Now you may hate board exams, but they’re important because they help find new faces to put on the side of a BEST bus. Maybe you are one of those pimply toppers, in which case you should know that six commuters just felicitated your photo with paan juice.

Or maybe you’re at the other end of the spectrum, in which case you’re contemplating a career as the guy who has to wash off that paan juice. Either way, it’s an exciting time to be a student, because with so many non-traditional options open to you — from the liberal arts and humanities to music production, gastronomy and zoology — the only question you need to ask yourself is, “What branch of engineering should I pick?”

You’re probably eager to start college and discover your true self through Old Monk, THC and Snapchats of your nether regions. But before you get there, you still have to deal with cliched advice coming your way from parents, uncles, neighbours, doodhwala, humour columnists and anyone else who is not you. The most common one is, “Beta, if you work hard and study now, you can enjoy for the rest of your life.”

If you’ve ever fallen for this, let me just say HAHAHAHAHA SUCKER. This is pretty much how it goes:

In class X: Work hard now, then later life is full enjoy only.

In class XII: Work hard now, then college will be chill.

In college: Work hard now, and life will be a pantless tequila party.

At your first job: Work hard now, so that you can rise up faster and work even harder. Then enjoyment.

When you start a family: Work hard now, so that these annoying little people who look like you can enjoy their life. You enjoy later.

At retirement: You’ve worked hard all your life. Now put on this adult diaper and wait for death.

(I like how Indians use the word ‘enjoy’ to describe any fun activity. “He was fully enjoying” could mean anything from “He really liked the salad” to “He really liked being asphyxiated by that limber Nordic woman”.)

Then someone will start talking about how you don’t need formal education to be successful because Steve Jobs was a hippie dropout and Bill Gates mooned Harvard on his way out.
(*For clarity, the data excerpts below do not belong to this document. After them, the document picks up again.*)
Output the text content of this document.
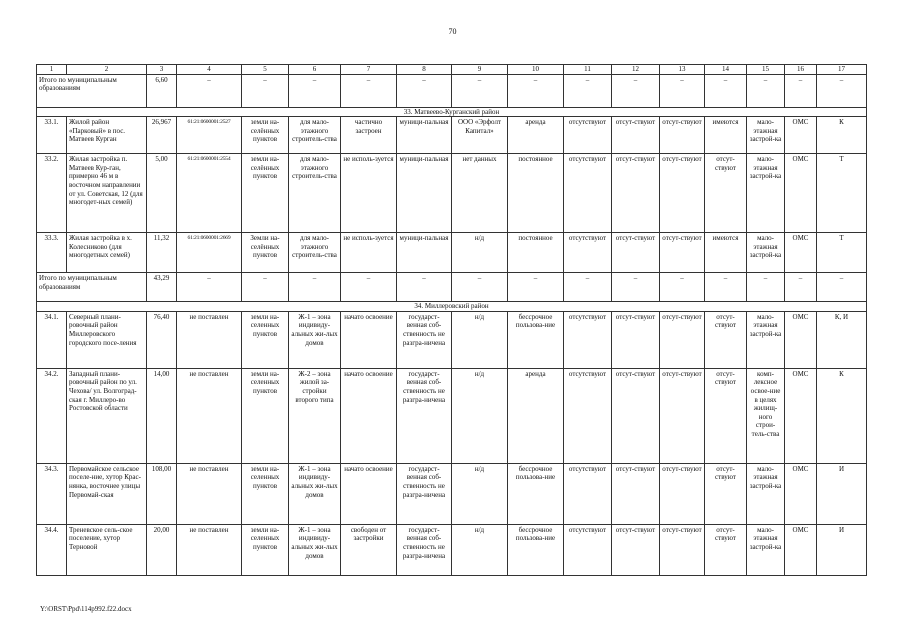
70
1	2	3	4	5	6	7	8	9	10	11	12	13	14	15	16	17
Итого по муниципальным образованиям		6,60	–	–	–	–	–	–	–	–	–	–	–	–	–	–
33. Матвеево-Курганский район																
33.1.	Жилой район «Парковый» в пос. Матвеев Курган	26,967	61:21:0600001:2527	земли на-селённых пунктов	для мало-этажного строитель-ства	частично застроен	муници-пальная	ООО «Эрфолт Капитал»	аренда	отсутствуют	отсут-ствуют	отсут-ствуют	имеются	мало-этажная застрой-ка	ОМС	К
33.2.	Жилая застройка п. Матвеев Кур-ган, примерно 46 м в восточном направлении от ул. Советская, 12 (для многодет-ных семей)	5,00	61:21:0600001:2554	земли на-селённых пунктов	для мало-этажного строитель-ства	не исполь-зуется	муници-пальная	нет данных	постоянное	отсутствуют	отсут-ствуют	отсут-ствуют	отсут-ствуют	мало-этажная застрой-ка	ОМС	Т
33.3.	Жилая застройка в х. Колесниково (для многодетных семей)	11,32	61:21:0600001:2669	Земли на-селённых пунктов	для мало-этажного строитель-ства	не исполь-зуется	муници-пальная	н/д	постоянное	отсутствуют	отсут-ствуют	отсут-ствуют	имеются	мало-этажная застрой-ка	ОМС	Т
Итого по муниципальным образованиям		43,29	–	–	–	–	–	–	–	–	–	–	–	–	–	–
34. Миллеровский район																
34.1.	Северный плани-ровочный район Миллеровского городского посе-ления	76,40	не поставлен	земли на-селенных пунктов	Ж-1 – зона индивиду-альных жи-лых домов	начато освоение	государст-венная соб-ственность не разгра-ничена	н/д	бессрочное пользова-ние	отсутствуют	отсут-ствуют	отсут-ствуют	отсут-ствуют	мало-этажная застрой-ка	ОМС	К, И
34.2.	Западный плани-ровочный район по ул. Чехова/ ул. Волгоград-ская г. Миллеро-во Ростовской области	14,00	не поставлен	земли на-селенных пунктов	Ж-2 – зона жилой за-стройки второго типа	начато освоение	государст-венная соб-ственность не разгра-ничена	н/д	аренда	отсутствуют	отсут-ствуют	отсут-ствуют	отсут-ствуют	комп-лексное освое-ние в целях жилищ-ного строи-тель-ства	ОМС	К
34.3.	Первомайское сельское поселе-ние, хутор Крас-нянка, восточнее улицы Первомай-ская	108,00	не поставлен	земли на-селенных пунктов	Ж-1 – зона индивиду-альных жи-лых домов	начато освоение	государст-венная соб-ственность не разгра-ничена	н/д	бессрочное пользова-ние	отсутствуют	отсут-ствуют	отсут-ствуют	отсут-ствуют	мало-этажная застрой-ка	ОМС	И
34.4.	Треневское сель-ское поселение, хутор Терновой	20,00	не поставлен	земли на-селенных пунктов	Ж-1 – зона индивиду-альных жи-лых домов	свободен от застройки	государст-венная соб-ственность не разгра-ничена	н/д	бессрочное пользова-ние	отсутствуют	отсут-ствуют	отсут-ствуют	отсут-ствуют	мало-этажная застрой-ка	ОМС	И
Y:\ORST\Ppd\114p992.f22.docx
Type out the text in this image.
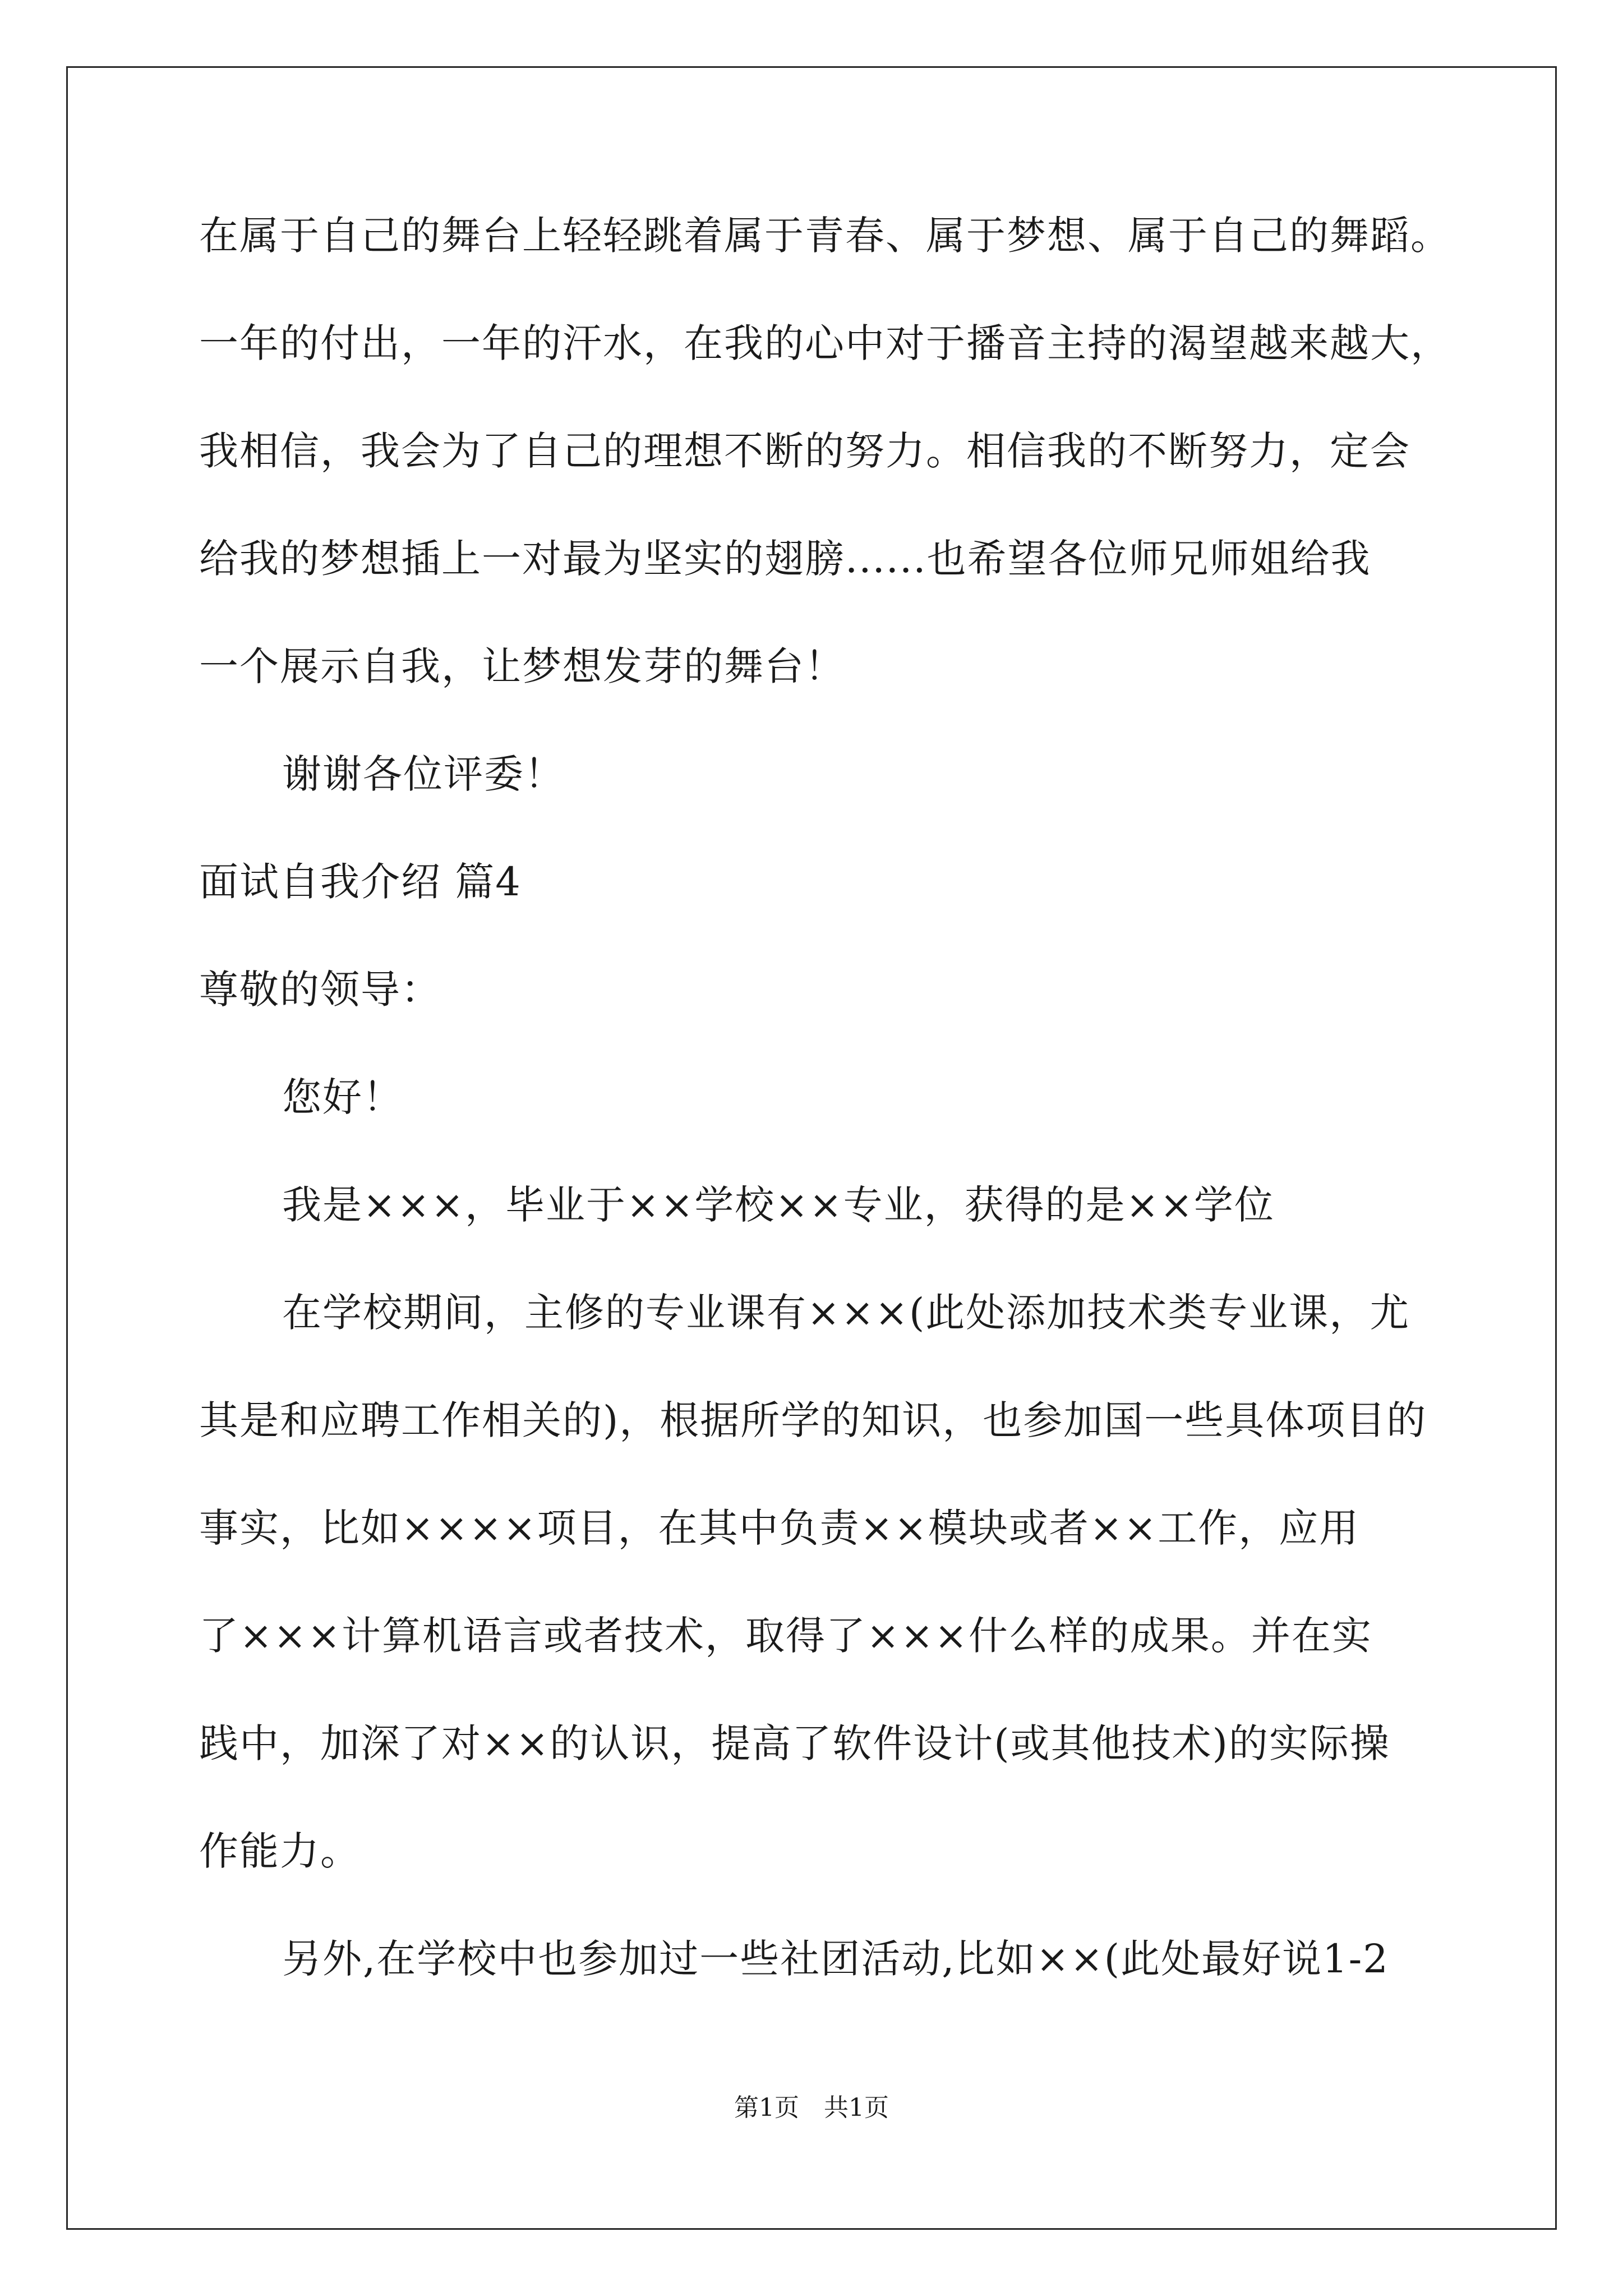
在属于自己的舞台上轻轻跳着属于青春、属于梦想、属于自己的舞蹈。
一年的付出，一年的汗水，在我的心中对于播音主持的渴望越来越大，
我相信，我会为了自己的理想不断的努力。相信我的不断努力，定会
给我的梦想插上一对最为坚实的翅膀......也希望各位师兄师姐给我
一个展示自我，让梦想发芽的舞台！
谢谢各位评委！
面试自我介绍 篇4
尊敬的领导：
您好！
我是×××，毕业于××学校××专业，获得的是××学位
在学校期间，主修的专业课有×××(此处添加技术类专业课，尤
其是和应聘工作相关的)，根据所学的知识，也参加国一些具体项目的
事实，比如××××项目，在其中负责××模块或者××工作，应用
了×××计算机语言或者技术，取得了×××什么样的成果。并在实
践中，加深了对××的认识，提高了软件设计(或其他技术)的实际操
作能力。
另外,在学校中也参加过一些社团活动,比如××(此处最好说1-2
第1页　共1页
What they forget is that these people were goddamn geniuses; Gates had been coding and tinkering since he was a kid, back when computers were seen as some sort of voodoo fad. You, on the other hand, spent that time wondering if your special “me-time” activity could cause blindness. Seriously, if you’re a dumbass, please get a formal education. This will not make you any less of a dumbass, but at least you’ll get paid to be one. This is why people get an MBA.

And finally, there’s the cliché that isn’t repeated often enough. It’s something that needs to be hammered into your heads, regardless of result, i.e. these marks, much like a woman’s opinion in India, do not matter. Or rather, they’ll cease to matter soon enough.

You may get into a top college, which is great, except you’ll be competing with the brightest minds in the country, until you graduate and realise that dammit, there are more smart people to contend with, and that nobody cares about your Class XII math score. It’s like playing WWE trump cards and looking to kill with a Shawn Michaels card, except everyone else has a deck full of Andre the Giant.

Or you’ll land up in a college that’s basically an abandoned cargo container in some place like Jabalpur, where the professor and the watchman are the same guy, and the only extra-curricular activity is sweat. You’ll survive that, because honestly, the only way to go from there is up. (You’ll look daft while doing it, all angsty and metal-y and emo, but you’ll do it.)

At the very least, if you can figure out what you absolutely do not want to do in life, you’ll be better off than so many working professionals today. Then you can work hard and “enjoy” hard too. Now if you’ll excuse me, I’m late for a math exam and why am I naked… oh wait.